Presidente interino barrou compensação ampla por curtailment e alteração no cálculo do Preço de Referência do Petróleo, visando evitar aumentos tarifários e garantir segurança jurídica do setor
O governo federal, por meio da presidência interina de Geraldo Alckmin (PSB), sancionou na última segunda-feira, 24 de novembro de 2025, a Medida Provisória (MP) nº 1.304, que agora se transforma na Lei 15.269/2025, reformulando o marco regulatório do setor elétrico brasileiro. Contudo, a promulgação veio acompanhada de um número significativo de restrições: 22 vetos a dispositivos aprovados pelo Congresso Nacional em 30 de outubro. Entre os pontos mais sensíveis e impactantes, o Planalto rejeitou a compensação ampla por curtailment — os cortes obrigatórios de produção de energia — para usinas eólicas e solares, e manteve a metodologia atual de cálculo do Preço de Referência do Petróleo (PRP). A decisão, antecipada pelo ministro de Minas e Energia, Alexandre Silveira (PSD), conforme revelado em entrevista ao programa Roda Viva da TV Cultura, visa prioritariamente conter riscos de aumento tarifário para o consumidor e preservar a segurança jurídica essencial aos investimentos no setor.
Contexto
A Medida Provisória (MP) nº 1.304 foi concebida com o objetivo de modernizar e reformular o arcabouço regulatório do setor elétrico nacional. Sua tramitação no Congresso Nacional foi marcada por intensos debates e pela inclusão de emendas, muitas das quais foram classificadas pelo governo como jabutis – artigos sem relação direta com o texto original da MP. Essas inserções legislativas geraram preocupação no Executivo, que argumentava sobre os potenciais impactos negativos na economia e na estabilidade regulatória.
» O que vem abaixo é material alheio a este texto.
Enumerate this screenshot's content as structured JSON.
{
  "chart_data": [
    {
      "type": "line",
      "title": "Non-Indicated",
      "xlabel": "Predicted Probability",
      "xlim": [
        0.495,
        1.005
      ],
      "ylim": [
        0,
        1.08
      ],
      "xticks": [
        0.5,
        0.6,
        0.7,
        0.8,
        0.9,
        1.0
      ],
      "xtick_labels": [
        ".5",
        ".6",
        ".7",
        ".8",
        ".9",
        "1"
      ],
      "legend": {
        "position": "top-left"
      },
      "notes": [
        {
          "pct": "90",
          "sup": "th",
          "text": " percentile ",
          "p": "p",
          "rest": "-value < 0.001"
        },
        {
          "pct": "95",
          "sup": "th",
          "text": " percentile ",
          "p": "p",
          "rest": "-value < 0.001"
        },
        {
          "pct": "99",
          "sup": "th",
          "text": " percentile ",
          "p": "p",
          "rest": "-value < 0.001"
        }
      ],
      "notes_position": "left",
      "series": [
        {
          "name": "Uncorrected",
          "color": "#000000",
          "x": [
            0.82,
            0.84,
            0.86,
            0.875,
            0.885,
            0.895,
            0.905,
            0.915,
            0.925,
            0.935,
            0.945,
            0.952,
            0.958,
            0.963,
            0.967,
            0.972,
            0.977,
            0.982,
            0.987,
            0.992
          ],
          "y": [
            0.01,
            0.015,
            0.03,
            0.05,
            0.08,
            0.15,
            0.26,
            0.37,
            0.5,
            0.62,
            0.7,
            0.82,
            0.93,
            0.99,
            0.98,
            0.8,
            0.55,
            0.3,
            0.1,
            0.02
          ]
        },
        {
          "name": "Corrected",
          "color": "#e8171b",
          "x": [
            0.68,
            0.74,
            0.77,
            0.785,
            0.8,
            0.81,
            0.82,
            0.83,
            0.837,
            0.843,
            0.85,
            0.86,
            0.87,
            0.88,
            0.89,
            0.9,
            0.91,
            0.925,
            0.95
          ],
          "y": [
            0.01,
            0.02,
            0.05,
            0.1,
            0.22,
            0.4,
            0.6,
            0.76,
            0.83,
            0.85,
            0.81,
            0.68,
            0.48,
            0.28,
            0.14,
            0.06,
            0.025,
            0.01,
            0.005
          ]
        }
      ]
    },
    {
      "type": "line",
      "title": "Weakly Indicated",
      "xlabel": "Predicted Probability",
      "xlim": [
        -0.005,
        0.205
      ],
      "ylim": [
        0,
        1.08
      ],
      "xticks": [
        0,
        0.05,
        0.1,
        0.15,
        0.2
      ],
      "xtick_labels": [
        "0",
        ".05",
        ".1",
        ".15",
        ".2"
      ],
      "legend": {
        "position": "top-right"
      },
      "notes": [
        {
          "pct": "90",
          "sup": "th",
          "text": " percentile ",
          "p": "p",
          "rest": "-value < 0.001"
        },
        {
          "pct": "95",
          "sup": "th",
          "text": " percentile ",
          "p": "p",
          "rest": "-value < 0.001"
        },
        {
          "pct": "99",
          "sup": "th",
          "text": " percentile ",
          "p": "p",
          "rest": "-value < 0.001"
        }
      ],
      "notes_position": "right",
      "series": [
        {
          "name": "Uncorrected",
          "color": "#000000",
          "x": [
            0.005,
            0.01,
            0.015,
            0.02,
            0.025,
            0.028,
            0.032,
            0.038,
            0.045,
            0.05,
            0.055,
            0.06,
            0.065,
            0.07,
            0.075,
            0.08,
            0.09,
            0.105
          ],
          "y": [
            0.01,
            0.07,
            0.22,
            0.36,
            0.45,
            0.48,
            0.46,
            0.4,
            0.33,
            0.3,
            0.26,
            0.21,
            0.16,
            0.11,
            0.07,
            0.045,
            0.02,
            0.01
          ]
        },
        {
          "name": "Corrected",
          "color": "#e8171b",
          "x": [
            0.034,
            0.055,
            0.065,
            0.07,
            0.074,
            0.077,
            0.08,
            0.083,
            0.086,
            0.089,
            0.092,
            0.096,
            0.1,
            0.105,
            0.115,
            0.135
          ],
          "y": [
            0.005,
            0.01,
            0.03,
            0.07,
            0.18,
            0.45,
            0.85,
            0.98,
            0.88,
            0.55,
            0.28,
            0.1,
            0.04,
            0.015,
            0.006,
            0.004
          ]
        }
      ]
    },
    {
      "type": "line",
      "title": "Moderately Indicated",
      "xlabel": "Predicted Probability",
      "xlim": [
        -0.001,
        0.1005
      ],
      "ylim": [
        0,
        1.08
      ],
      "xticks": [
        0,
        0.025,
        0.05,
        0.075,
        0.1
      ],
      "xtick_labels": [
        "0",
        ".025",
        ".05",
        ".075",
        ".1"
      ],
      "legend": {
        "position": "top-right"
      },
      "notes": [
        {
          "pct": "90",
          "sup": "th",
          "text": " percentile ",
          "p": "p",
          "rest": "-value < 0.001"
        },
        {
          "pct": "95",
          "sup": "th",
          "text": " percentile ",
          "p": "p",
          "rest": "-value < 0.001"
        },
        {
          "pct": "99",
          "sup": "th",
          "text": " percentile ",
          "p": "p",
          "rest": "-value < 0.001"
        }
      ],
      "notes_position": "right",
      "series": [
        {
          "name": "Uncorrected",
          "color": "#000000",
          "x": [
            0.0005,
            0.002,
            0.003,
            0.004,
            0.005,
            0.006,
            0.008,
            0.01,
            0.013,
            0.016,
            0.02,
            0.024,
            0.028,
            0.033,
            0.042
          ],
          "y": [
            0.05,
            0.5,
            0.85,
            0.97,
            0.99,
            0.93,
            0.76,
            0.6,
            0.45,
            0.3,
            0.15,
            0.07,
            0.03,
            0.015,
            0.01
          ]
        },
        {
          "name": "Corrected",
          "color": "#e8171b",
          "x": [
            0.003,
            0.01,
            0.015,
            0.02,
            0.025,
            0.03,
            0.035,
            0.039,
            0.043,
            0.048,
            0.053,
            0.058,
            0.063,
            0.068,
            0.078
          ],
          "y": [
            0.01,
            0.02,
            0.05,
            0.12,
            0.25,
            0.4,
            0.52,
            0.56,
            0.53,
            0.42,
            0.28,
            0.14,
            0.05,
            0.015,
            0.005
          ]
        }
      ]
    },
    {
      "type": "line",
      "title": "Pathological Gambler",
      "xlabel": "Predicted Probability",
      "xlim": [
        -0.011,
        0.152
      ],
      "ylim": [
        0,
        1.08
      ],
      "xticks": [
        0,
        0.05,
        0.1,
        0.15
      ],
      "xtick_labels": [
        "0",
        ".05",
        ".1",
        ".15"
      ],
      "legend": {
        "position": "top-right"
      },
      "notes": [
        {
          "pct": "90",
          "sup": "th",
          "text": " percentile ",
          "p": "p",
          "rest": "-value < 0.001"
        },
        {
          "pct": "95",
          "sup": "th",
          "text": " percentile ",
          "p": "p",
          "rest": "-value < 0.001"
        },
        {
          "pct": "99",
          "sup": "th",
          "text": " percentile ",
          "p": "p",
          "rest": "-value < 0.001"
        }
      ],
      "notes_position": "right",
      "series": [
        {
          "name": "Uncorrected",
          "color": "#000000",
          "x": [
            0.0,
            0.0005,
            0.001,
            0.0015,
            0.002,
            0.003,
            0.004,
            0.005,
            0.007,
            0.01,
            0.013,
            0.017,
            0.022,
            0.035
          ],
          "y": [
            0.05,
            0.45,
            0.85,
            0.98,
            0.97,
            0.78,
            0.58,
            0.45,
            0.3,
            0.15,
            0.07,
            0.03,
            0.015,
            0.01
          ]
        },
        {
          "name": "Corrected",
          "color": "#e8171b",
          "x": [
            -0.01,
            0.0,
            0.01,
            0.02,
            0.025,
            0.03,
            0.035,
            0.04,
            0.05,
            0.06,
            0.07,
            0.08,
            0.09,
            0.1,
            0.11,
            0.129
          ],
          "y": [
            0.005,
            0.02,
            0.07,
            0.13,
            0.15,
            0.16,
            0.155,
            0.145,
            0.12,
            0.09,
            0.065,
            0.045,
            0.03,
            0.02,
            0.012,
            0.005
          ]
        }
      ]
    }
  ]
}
A aprovação da MP pelo Congresso, em 30 de outubro, trouxe à tona questões complexas, especialmente no que tange a novas regras para o setor elétrico e de óleo e gás. A expectativa do governo, conforme declarado pelo ministro Alexandre Silveira, era de que o presidente interino vetaria os trechos que pudessem comprometer a saúde financeira do setor e, consequentemente, impactar o bolso do consumidor final. A antecipação do ministro indicava a firmeza da postura governamental em coibir alterações que, na sua avaliação, trariam mais riscos do que benefícios.
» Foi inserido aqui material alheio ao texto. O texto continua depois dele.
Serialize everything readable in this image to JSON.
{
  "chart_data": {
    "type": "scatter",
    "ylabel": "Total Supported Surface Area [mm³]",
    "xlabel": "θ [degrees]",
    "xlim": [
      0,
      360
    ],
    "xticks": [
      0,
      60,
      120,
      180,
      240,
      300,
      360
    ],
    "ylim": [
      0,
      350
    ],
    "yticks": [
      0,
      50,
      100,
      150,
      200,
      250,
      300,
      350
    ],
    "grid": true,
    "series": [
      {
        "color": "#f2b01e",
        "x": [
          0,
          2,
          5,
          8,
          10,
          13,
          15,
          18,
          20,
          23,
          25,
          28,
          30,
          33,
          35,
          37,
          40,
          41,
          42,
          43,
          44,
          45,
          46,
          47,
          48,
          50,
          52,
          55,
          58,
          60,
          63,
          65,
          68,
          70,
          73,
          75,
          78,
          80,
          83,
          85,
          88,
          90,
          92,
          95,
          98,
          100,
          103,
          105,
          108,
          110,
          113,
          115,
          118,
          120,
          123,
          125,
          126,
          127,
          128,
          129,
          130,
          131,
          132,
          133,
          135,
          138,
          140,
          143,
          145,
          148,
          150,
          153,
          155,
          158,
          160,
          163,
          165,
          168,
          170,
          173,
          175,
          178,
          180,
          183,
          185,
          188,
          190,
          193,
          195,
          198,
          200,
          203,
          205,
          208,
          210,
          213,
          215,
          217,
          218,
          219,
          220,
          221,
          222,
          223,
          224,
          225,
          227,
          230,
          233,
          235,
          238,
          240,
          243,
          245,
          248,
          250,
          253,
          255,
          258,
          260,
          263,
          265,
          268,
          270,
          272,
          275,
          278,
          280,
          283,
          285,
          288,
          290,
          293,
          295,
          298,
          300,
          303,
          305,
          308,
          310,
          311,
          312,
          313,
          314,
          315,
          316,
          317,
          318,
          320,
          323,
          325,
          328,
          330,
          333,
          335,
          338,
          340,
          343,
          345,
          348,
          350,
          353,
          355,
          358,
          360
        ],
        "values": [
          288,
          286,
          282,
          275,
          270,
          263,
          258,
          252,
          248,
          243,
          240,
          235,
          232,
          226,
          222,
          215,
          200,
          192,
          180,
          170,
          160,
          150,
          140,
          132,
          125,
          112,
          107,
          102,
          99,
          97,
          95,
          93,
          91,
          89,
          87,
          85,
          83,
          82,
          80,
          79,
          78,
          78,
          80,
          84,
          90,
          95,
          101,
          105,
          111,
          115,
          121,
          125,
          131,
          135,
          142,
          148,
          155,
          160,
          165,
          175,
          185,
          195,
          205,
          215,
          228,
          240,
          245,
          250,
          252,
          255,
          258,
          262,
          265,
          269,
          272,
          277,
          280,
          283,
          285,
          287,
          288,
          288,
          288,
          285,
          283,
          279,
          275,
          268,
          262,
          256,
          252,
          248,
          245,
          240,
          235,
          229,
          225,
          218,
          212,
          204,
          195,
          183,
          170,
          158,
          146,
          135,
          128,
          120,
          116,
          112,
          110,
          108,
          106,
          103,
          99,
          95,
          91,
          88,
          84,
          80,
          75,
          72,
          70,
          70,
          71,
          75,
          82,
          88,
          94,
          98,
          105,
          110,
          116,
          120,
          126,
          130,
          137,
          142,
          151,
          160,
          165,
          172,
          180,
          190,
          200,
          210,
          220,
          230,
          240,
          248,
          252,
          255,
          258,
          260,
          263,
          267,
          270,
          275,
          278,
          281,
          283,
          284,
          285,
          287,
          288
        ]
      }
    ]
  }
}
A sanção presidencial da MP, agora transformada na Lei 15.269/2025, conforme publicado no Diário Oficial da União (DOU) na última terça-feira, 25 de novembro, reflete a prioridade do governo em garantir um ambiente de negócios previsível e justo. A medida provisória original buscava alinhar o setor a novas realidades de mercado e demandas energéticas, e a intervenção via vetos sinaliza um esforço para manter o foco nos objetivos iniciais, evitando distorções que poderiam surgir com os dispositivos incluídos durante a tramitação parlamentar.
Impactos da Decisão
A aplicação dos 22 vetos pelo presidente interino Geraldo Alckmin tem repercussões diretas em dois pilares fundamentais da energia brasileira: a geração elétrica e o setor de petróleo e gás. Um dos vetos de maior destaque foi a rejeição do dispositivo que permitia o ressarcimento amplo a usinas eólicas e solares em situações de curtailment. Este termo técnico se refere aos cortes obrigatórios na produção de energia elétrica, que ocorrem por sobreoferta ou limitações na capacidade de transmissão.
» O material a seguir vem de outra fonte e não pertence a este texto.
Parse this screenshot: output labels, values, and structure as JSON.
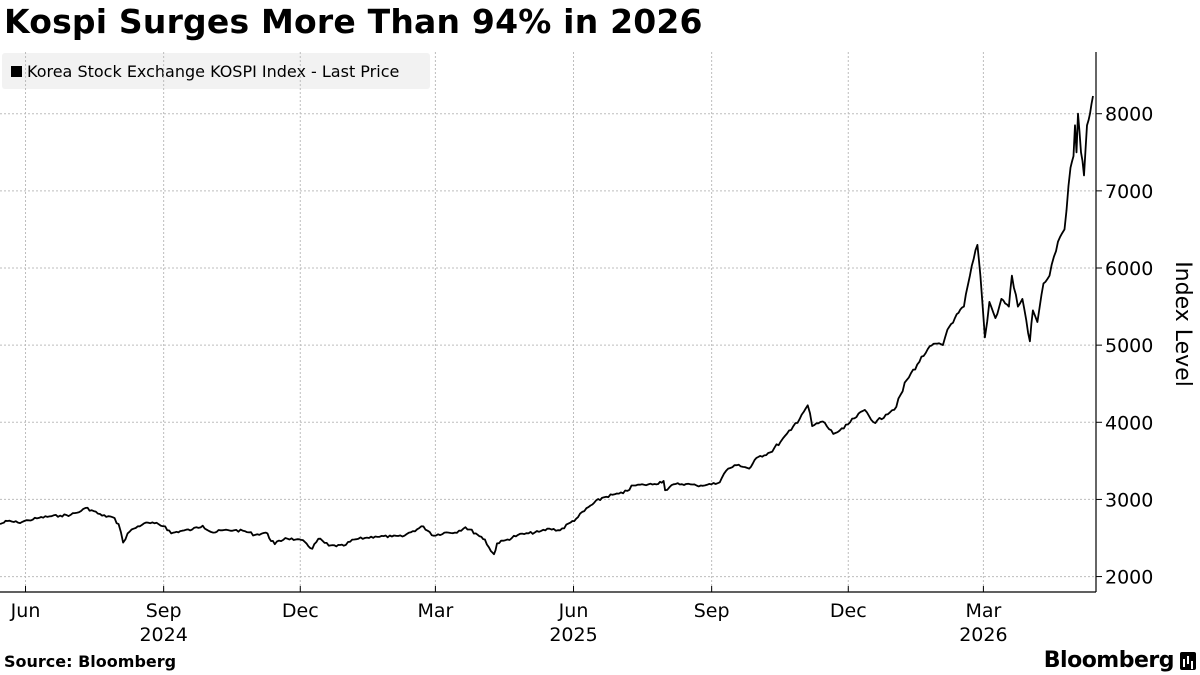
{
  "header": {
    "title": "Kospi Surges More Than 94% in 2026"
  },
  "legend": {
    "label": "Korea Stock Exchange KOSPI Index - Last Price"
  },
  "footer": {
    "source": "Source: Bloomberg",
    "brand": "Bloomberg"
  },
  "colors": {
    "line": "#000000",
    "grid": "#bdbdbd",
    "legend_bg": "#f2f2f2"
  },
  "chart_data": {
    "type": "line",
    "title": "Kospi Surges More Than 94% in 2026",
    "ylabel": "Index Level",
    "ylim": [
      1800,
      8800
    ],
    "yticks": [
      2000,
      3000,
      4000,
      5000,
      6000,
      7000,
      8000
    ],
    "xlim": [
      "2024-05-15",
      "2026-05-15"
    ],
    "xticks": [
      {
        "date": "2024-06-01",
        "label": "Jun",
        "year": ""
      },
      {
        "date": "2024-09-01",
        "label": "Sep",
        "year": "2024"
      },
      {
        "date": "2024-12-01",
        "label": "Dec",
        "year": ""
      },
      {
        "date": "2025-03-01",
        "label": "Mar",
        "year": ""
      },
      {
        "date": "2025-06-01",
        "label": "Jun",
        "year": "2025"
      },
      {
        "date": "2025-09-01",
        "label": "Sep",
        "year": ""
      },
      {
        "date": "2025-12-01",
        "label": "Dec",
        "year": ""
      },
      {
        "date": "2026-03-01",
        "label": "Mar",
        "year": "2026"
      }
    ],
    "grid": true,
    "legend_position": "top-left",
    "series": [
      {
        "name": "Korea Stock Exchange KOSPI Index - Last Price",
        "points": [
          [
            "2024-05-15",
            2680
          ],
          [
            "2024-05-20",
            2720
          ],
          [
            "2024-05-27",
            2700
          ],
          [
            "2024-06-03",
            2730
          ],
          [
            "2024-06-10",
            2760
          ],
          [
            "2024-06-17",
            2780
          ],
          [
            "2024-06-24",
            2790
          ],
          [
            "2024-07-01",
            2800
          ],
          [
            "2024-07-08",
            2850
          ],
          [
            "2024-07-11",
            2890
          ],
          [
            "2024-07-15",
            2860
          ],
          [
            "2024-07-22",
            2790
          ],
          [
            "2024-07-29",
            2770
          ],
          [
            "2024-08-02",
            2680
          ],
          [
            "2024-08-05",
            2440
          ],
          [
            "2024-08-08",
            2560
          ],
          [
            "2024-08-12",
            2620
          ],
          [
            "2024-08-19",
            2690
          ],
          [
            "2024-08-26",
            2690
          ],
          [
            "2024-09-02",
            2650
          ],
          [
            "2024-09-06",
            2560
          ],
          [
            "2024-09-12",
            2590
          ],
          [
            "2024-09-20",
            2610
          ],
          [
            "2024-09-27",
            2660
          ],
          [
            "2024-10-04",
            2570
          ],
          [
            "2024-10-10",
            2600
          ],
          [
            "2024-10-18",
            2600
          ],
          [
            "2024-10-25",
            2590
          ],
          [
            "2024-11-01",
            2540
          ],
          [
            "2024-11-08",
            2570
          ],
          [
            "2024-11-14",
            2420
          ],
          [
            "2024-11-21",
            2500
          ],
          [
            "2024-11-28",
            2480
          ],
          [
            "2024-12-04",
            2450
          ],
          [
            "2024-12-09",
            2360
          ],
          [
            "2024-12-13",
            2490
          ],
          [
            "2024-12-20",
            2400
          ],
          [
            "2024-12-30",
            2400
          ],
          [
            "2025-01-06",
            2480
          ],
          [
            "2025-01-13",
            2500
          ],
          [
            "2025-01-20",
            2520
          ],
          [
            "2025-01-31",
            2520
          ],
          [
            "2025-02-07",
            2520
          ],
          [
            "2025-02-14",
            2590
          ],
          [
            "2025-02-21",
            2650
          ],
          [
            "2025-02-28",
            2530
          ],
          [
            "2025-03-07",
            2570
          ],
          [
            "2025-03-14",
            2570
          ],
          [
            "2025-03-21",
            2640
          ],
          [
            "2025-03-28",
            2560
          ],
          [
            "2025-04-03",
            2480
          ],
          [
            "2025-04-07",
            2330
          ],
          [
            "2025-04-09",
            2290
          ],
          [
            "2025-04-11",
            2430
          ],
          [
            "2025-04-18",
            2480
          ],
          [
            "2025-04-25",
            2540
          ],
          [
            "2025-05-02",
            2560
          ],
          [
            "2025-05-09",
            2580
          ],
          [
            "2025-05-16",
            2620
          ],
          [
            "2025-05-23",
            2600
          ],
          [
            "2025-05-30",
            2700
          ],
          [
            "2025-06-04",
            2770
          ],
          [
            "2025-06-11",
            2900
          ],
          [
            "2025-06-20",
            3020
          ],
          [
            "2025-06-27",
            3060
          ],
          [
            "2025-07-04",
            3080
          ],
          [
            "2025-07-11",
            3180
          ],
          [
            "2025-07-18",
            3190
          ],
          [
            "2025-07-25",
            3200
          ],
          [
            "2025-07-31",
            3240
          ],
          [
            "2025-08-01",
            3120
          ],
          [
            "2025-08-08",
            3200
          ],
          [
            "2025-08-15",
            3200
          ],
          [
            "2025-08-22",
            3180
          ],
          [
            "2025-08-29",
            3190
          ],
          [
            "2025-09-05",
            3210
          ],
          [
            "2025-09-12",
            3400
          ],
          [
            "2025-09-19",
            3450
          ],
          [
            "2025-09-26",
            3400
          ],
          [
            "2025-10-02",
            3550
          ],
          [
            "2025-10-10",
            3610
          ],
          [
            "2025-10-17",
            3750
          ],
          [
            "2025-10-24",
            3900
          ],
          [
            "2025-10-31",
            4100
          ],
          [
            "2025-11-04",
            4220
          ],
          [
            "2025-11-07",
            3950
          ],
          [
            "2025-11-14",
            4010
          ],
          [
            "2025-11-21",
            3850
          ],
          [
            "2025-11-28",
            3920
          ],
          [
            "2025-12-05",
            4050
          ],
          [
            "2025-12-12",
            4160
          ],
          [
            "2025-12-19",
            3990
          ],
          [
            "2025-12-26",
            4100
          ],
          [
            "2026-01-02",
            4200
          ],
          [
            "2026-01-09",
            4550
          ],
          [
            "2026-01-16",
            4750
          ],
          [
            "2026-01-23",
            4950
          ],
          [
            "2026-01-28",
            5020
          ],
          [
            "2026-02-02",
            5000
          ],
          [
            "2026-02-05",
            5200
          ],
          [
            "2026-02-10",
            5350
          ],
          [
            "2026-02-16",
            5500
          ],
          [
            "2026-02-20",
            5900
          ],
          [
            "2026-02-25",
            6300
          ],
          [
            "2026-02-27",
            5900
          ],
          [
            "2026-03-02",
            5100
          ],
          [
            "2026-03-05",
            5560
          ],
          [
            "2026-03-09",
            5350
          ],
          [
            "2026-03-13",
            5600
          ],
          [
            "2026-03-18",
            5500
          ],
          [
            "2026-03-20",
            5900
          ],
          [
            "2026-03-24",
            5500
          ],
          [
            "2026-03-27",
            5600
          ],
          [
            "2026-04-01",
            5050
          ],
          [
            "2026-04-03",
            5450
          ],
          [
            "2026-04-06",
            5300
          ],
          [
            "2026-04-10",
            5800
          ],
          [
            "2026-04-14",
            5900
          ],
          [
            "2026-04-17",
            6150
          ],
          [
            "2026-04-21",
            6400
          ],
          [
            "2026-04-24",
            6500
          ],
          [
            "2026-04-28",
            7300
          ],
          [
            "2026-04-30",
            7450
          ],
          [
            "2026-05-01",
            7850
          ],
          [
            "2026-05-02",
            7500
          ],
          [
            "2026-05-03",
            8000
          ],
          [
            "2026-05-05",
            7500
          ],
          [
            "2026-05-07",
            7200
          ],
          [
            "2026-05-09",
            7850
          ],
          [
            "2026-05-11",
            8000
          ],
          [
            "2026-05-13",
            8230
          ]
        ]
      }
    ]
  }
}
O texto aprovado pelo Congresso previa compensações abrangentes para qualquer evento externo às usinas, inclusive com efeito retroativo. O governo, no entanto, argumentou que tal medida poderia elevar as tarifas de energia em até R$ 6 bilhões, estimulando a sobreoferta e transferindo para o consumidor o custo de energia não aproveitada. A avaliação do Planalto, detalhada no DOU, é que essa alteração ampliaria distorções tarifárias e recompensaria falhas de planejamento do setor, especialmente diante das atuais limitações na rede de transmissão que afetam o envio de energia do Nordeste para outras regiões do país. O ministro Alexandre Silveira já havia classificado o dispositivo como tecnicamente inadequado, defendendo a manutenção de um mecanismo restrito a cortes por limitações de infraestrutura de transmissão.
Outro veto crucial incidiu sobre a proposta que alterava o cálculo do Preço de Referência do Petróleo (PRP), parâmetro para royalties e participações especiais. A emenda derrubada obrigava o uso de cotações internacionais como base principal, além do preço de transferência. Segundo o DOU, essa mudança geraria insegurança jurídica e poderia comprometer projetos de longo prazo no setor de óleo e gás, além de distorcer a arrecadação. Entidades do setor reagiram à proposta do Congresso, com o Instituto Pensar Energia afirmando que a alteração quebraria contratos e reduziria investimentos no pré-sal. O IBP (Instituto Brasileiro de Petróleo e Gás) alertou para a criação de falsa expectativa de aumento de arrecadação e dificuldades em projetos de campos maduros. Em contraponto, a Refina Brasil defendia o dispositivo como uma correção de distorção. Com o veto, a metodologia técnica da ANP (Agência Nacional do Petróleo, Gás Natural e Biocombustíveis) para o pagamento de royalties e participações governamentais permanece inalterada, assegurando a estabilidade regulatória.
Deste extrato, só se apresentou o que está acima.